How is this form of diabetes different?
Increasingly, we recognise diabetes as a condition with many forms, driven by different biological pathways. However, we most often apply this complexity to type 2 diabetes, while we still describe type 1 diabetes as a single, uniform condition.
The YODA findings challenge that view. Researchers identified two distinct groups among young people treated for type 1 diabetes in sub-Saharan Africa. One group showed the expected autoimmune and genetic markers of classic type 1 diabetes. The other — the larger group — was insulin-deficient but lacked both autoimmune markers and the genetic risk profiles typically associated with type 1 diabetes.
Importantly, this second group also did not show features of type 2 diabetes. They were not living with obesity, did not have high levels of naturally produced insulin, and did not carry a high genetic risk for type 2 diabetes.
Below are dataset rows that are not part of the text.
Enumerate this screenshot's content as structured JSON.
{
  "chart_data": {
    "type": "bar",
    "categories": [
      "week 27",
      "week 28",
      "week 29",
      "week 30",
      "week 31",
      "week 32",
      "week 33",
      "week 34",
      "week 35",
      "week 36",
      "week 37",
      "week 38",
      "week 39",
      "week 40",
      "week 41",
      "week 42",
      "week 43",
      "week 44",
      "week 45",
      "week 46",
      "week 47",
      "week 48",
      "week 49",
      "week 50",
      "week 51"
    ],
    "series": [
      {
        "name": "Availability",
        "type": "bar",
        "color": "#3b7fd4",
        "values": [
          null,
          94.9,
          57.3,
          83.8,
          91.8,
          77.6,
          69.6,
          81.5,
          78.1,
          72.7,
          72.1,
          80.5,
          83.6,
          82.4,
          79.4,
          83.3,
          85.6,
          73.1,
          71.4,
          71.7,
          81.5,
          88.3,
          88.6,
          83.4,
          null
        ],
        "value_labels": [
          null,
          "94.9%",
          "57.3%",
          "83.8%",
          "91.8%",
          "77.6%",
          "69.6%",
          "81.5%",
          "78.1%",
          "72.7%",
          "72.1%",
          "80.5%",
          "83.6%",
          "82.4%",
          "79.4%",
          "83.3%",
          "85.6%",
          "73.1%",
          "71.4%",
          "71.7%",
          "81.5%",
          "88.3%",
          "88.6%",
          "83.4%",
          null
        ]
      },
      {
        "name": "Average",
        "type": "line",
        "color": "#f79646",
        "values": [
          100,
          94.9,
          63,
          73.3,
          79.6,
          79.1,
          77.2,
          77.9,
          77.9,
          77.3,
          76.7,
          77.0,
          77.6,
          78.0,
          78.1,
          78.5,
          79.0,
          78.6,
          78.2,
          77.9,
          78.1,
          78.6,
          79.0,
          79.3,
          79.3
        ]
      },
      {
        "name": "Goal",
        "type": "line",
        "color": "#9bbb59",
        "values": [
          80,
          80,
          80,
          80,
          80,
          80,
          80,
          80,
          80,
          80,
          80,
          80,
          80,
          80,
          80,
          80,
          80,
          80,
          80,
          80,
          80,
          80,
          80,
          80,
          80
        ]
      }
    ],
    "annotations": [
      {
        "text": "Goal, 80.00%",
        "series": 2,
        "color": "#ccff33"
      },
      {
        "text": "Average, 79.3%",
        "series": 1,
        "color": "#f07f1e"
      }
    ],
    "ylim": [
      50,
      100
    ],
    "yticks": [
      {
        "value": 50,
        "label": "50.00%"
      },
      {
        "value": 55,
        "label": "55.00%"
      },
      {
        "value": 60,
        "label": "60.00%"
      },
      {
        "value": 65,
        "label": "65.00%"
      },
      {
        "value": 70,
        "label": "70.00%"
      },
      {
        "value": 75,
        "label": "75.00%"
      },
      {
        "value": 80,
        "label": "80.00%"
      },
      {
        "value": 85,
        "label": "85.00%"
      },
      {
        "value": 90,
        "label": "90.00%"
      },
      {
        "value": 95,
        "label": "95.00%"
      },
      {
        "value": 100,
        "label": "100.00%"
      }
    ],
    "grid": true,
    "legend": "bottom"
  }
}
Taken together, the evidence points to a distinct subtype of diabetes — one that sits outside current classification systems and raises important questions about diabetes diagnoses and treatment around the world.
Why global evidence does not always translate
Most diagnostic criteria for type 1 diabetes are based on studies in people of white European ancestry. These criteria assume that autoimmunity is the defining feature of the condition. In African settings, this assumption can be misleading.
As the YODA research emphasises, the knowledge about diabetes rests on what is “transposed” from European and North American populations, without sufficient validation in other contexts. This matters because genetics, early-life nutrition, exposure to infections and environmental factors vary widely across regions. All of these can influence how diseases and conditions develop.
That complexity, Katte argues, exposes a broader problem in how diabetes is understood and classified globally. Much of today’s clinical guidance, he notes, is rooted in evidence from Europe: “Most of what we know about diabetes was translated from studies conducted in European populations, but we know this is not always correct for African settings. Applying the same diagnostic frameworks everywhere risks misclassification and inequity in care.”
When diagnostic tools do not reflect this diversity, people are more likely to be given the wrong diagnosis. For people living with diabetes, a misdiagnosis is not an abstract issue. It can shape access to insulin, glucose monitoring technologies, education and long-term support.